Mother were still a handsome woman her hair as glossy as a crow’s feathers the light of the hearth dancing in the sheen. She could of gone to sleep but instead she were brushing her hair again and when 200 strokes were done she started braiding and when the braid was woven she pulled it into a bun and now her head felt tight as a drum and she could not go to bed. She remained before the ash banked fire and her children filled the hut with their cold breath the mice rustling in the wall behind the pasted layers of THE BENALLA ENSIGN.

When the rain relented it were very quiet nothing louder than the tatt tatt of the leaking roof above the table but my mother’s handsome head tilted listening to something else. She says it were worry about the level of the creek that finally drew her outside not nothing superstitious. She knocked the pegs out of the door then picked up the lantern and in her long nightdress walked through the dead ringbarked gums they was ghosts of trees their sappy trunks now dry as bones. The kangaroo dogs was silent but circling on their chains.

As my mother held up the lantern I were many miles away limping along the road in stolen boots I could see no more road than a smudge of charcoal in the blackness.

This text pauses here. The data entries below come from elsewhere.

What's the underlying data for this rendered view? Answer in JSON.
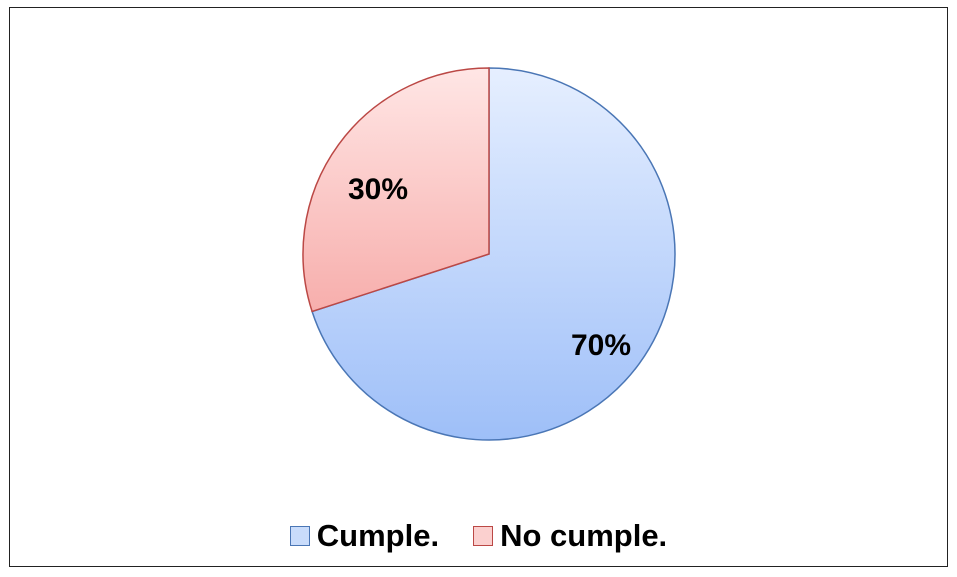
{
  "chart_data": {
    "type": "pie",
    "categories": [
      "Cumple.",
      "No cumple."
    ],
    "values": [
      70,
      30
    ],
    "data_labels": [
      "70%",
      "30%"
    ],
    "title": "",
    "legend_position": "bottom",
    "start_angle_deg": 0,
    "direction": "clockwise",
    "colors": {
      "Cumple.": {
        "fill_light": "#e6efff",
        "fill_dark": "#9ebff8",
        "stroke": "#4a76b5"
      },
      "No cumple.": {
        "fill_light": "#ffe6e5",
        "fill_dark": "#f7aeac",
        "stroke": "#bb4845"
      }
    }
  },
  "legend": {
    "items": [
      {
        "label": "Cumple.",
        "swatch_fill": "#c9dcfb",
        "swatch_stroke": "#4a76b5"
      },
      {
        "label": "No cumple.",
        "swatch_fill": "#fbd0cf",
        "swatch_stroke": "#bb4845"
      }
    ]
  }
}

My mother picked up her hems coming down to inspect the flood her bluchers leaden with mud and manure but all that were soon washed clean off them for the creek had risen rapidly insinuating itself across the track to claim the oats.

It must of been after midnight when I left the road now travelling through grasslands my hands ahead of me no idea where on earth I stood. My mother returned to the hut but still did not take her bed. When she imagined hearing Mr Pawson’s goat bleating she once again knocked the pegs from the door and went outside with the lantern. There was no goats to be heard or seen.

She were about to go back inside when she seen a shadow at 1st she thought it a savage but looking hard she made out an old white woman wearing a red dress.

Are you lost dearie my mother called but the woman paid her little mind she were no taller than the pigpen which is to say less than 3 ft. in height.